Japanese love the new prime minister. Markets don’t.
Japan’s Prime Minister, Sanae Takaichi, and the Bank of Japan have a chance to steer post-deflation the country onto a stable growth path.
U.S. voters aren’t the only ones up in arms about affordability.
Japan has cast off lost decades of deflation to join the rest of the developed world in modest inflation, currently running near 3%. That has been good for stocks, as companies recovered long-lost pricing power and banks could earn net interest margin.
Ordinary Japanese worry about their incomes keeping pace. “Real disposable income has hovered around zero in recent years," says Shigeto Nagai, head of Japan economics at Oxford Economics.
That angst was a big reason why 64-year-old Sanae Takaichi surged from dark horse to Japan’s first female prime minister in October. She has flipped the script with strategically targeted spending hikes and tax cuts, plus some tough talk toward China. Her approval ratings are near 70% while investors turn glum.
The iShares MSCI Japan exchange-traded fund is flat since Takaichi became Liberal Democratic Party leader on Oct. 4. It soared more than 20% over the previous nine months.
“The Japanese market looks fully valued," says Alex Wolf, global head of macro and fixed-income strategy at J.P. Morgan Private Bank. “We are neutral."
The fixed-income front is more alarming. Yields on 10-year Japanese sovereign bonds have climbed nearly half a percentage point to 2.12% on Takaichi’s watch. The yen, which should in theory rise with higher bond returns, has lost 6% against the dollar.
“The yen is stuck below its long-range fair value," says Aaron Hurd, senior currency portfolio manager at State Street Global Advisors. “I don’t see a catalyst for a rally except some big global risk-off event."
Investors felt relaxed about Japan’s world-leading government debt—well over 200% of gross domestic product—so long as it paid no interest on it. If rates keep climbing, the fiscal noose might tighten.
“Japan is one of the leading candidates in the world for a debt shock," Nagai warns.
No one is pushing a panic button just yet, though. Unlike the United Kingdom, where so-called bond vigilantes forced Prime Minister Liz Truss out of office after seven weeks in 2022, Japan is a massive creditor nation, with net foreign assets of $3.7 trillion, according to Kyodo News. “In extremis, domestic investors can repatriate capital to cover Japan’s debt," says Nick Verdi, a global rates and FX strategist at TCW.
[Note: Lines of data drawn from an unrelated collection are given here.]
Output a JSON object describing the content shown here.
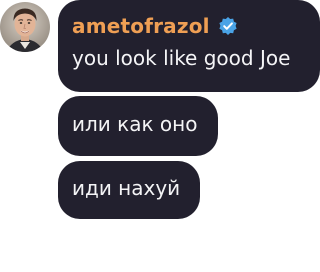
{
  "author": {
    "name": "ametofrazol",
    "verified": true,
    "avatar": "profile-photo-icon"
  },
  "messages": [
    {
      "text": "you look like good Joe"
    },
    {
      "text": "или как оно"
    },
    {
      "text": "иди нахуй"
    }
  ],
  "colors": {
    "bubble": "#22202e",
    "username": "#ef9f54",
    "verified_badge": "#4aa3e6",
    "text": "#f4f4f6"
  }
}
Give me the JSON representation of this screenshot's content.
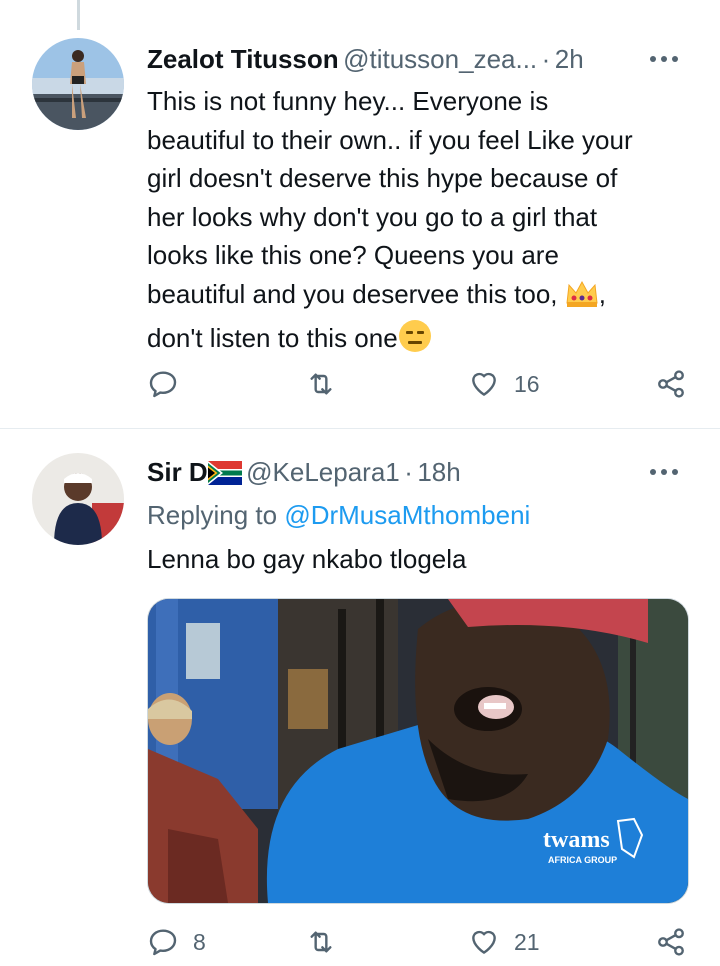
{
  "tweet1": {
    "display_name": "Zealot Titusson",
    "handle": "@titusson_zea...",
    "separator": "·",
    "time": "2h",
    "text_line1": "This is not funny hey... Everyone is",
    "text_line2": "beautiful to their own.. if you feel Like your",
    "text_line3": "girl doesn't deserve this hype because of",
    "text_line4": "her looks why don't you go to a girl that",
    "text_line5": "looks like this one? Queens you are",
    "text_line6_start": "beautiful and you deservee this too, ",
    "text_line6_end": ",",
    "text_line7": "don't listen to this one",
    "like_count": "16"
  },
  "tweet2": {
    "display_name": "Sir D",
    "handle": "@KeLepara1",
    "separator": "·",
    "time": "18h",
    "replying_prefix": "Replying to ",
    "replying_handle": "@DrMusaMthombeni",
    "text": "Lenna bo gay nkabo tlogela",
    "shirt_text": "twams",
    "shirt_sub": "AFRICA GROUP",
    "reply_count": "8",
    "like_count": "21"
  },
  "icons": [
    "reply-icon",
    "retweet-icon",
    "like-icon",
    "share-icon",
    "more-icon",
    "crown-emoji",
    "expressionless-emoji",
    "south-africa-flag"
  ],
  "colors": {
    "accent": "#1d9bf0",
    "muted": "#536471",
    "text": "#0f1419"
  }
}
Takaichi’s fiscal splurge has been as much hoopla as substance, with crowd-pleasing measures like increasing income tax deductions and abolishing the gasoline tax. Higher inflation-driven revenue may keep debt-to-GDP stable. Bond issuance hasn’t increased in her first 100 days.
“Her policies have come out better than people were expecting in October-November," Hurd says.
Luck may be on Takaichi’s side in 2026. Verdi sees inflation subsiding toward 2% as an initial jolt to food prices wears off. Oil prices that have dropped by a quarter over the past year should slash import bills.
Wages are looking up, with unions demanding a 5% hike in spring negotiations that set the bar for everyone else. Federal Reserve cuts and further inching upward by the Bank of Japan should reduce the interest-rate gap, pulling Japanese capital back home and bolstering the yen.
“I think we get to 140 later this year," Hurd predicts. A dollar is currently worth 157 yen. All that means Takaichi and the BoJ have a chance to steer post-deflation Japan onto a stable growth path, not that they will. “We think it’s too early to neutralize our underweight Japanese bond exposure," TCW’s Verdi says.
Markets are watching and waiting for now.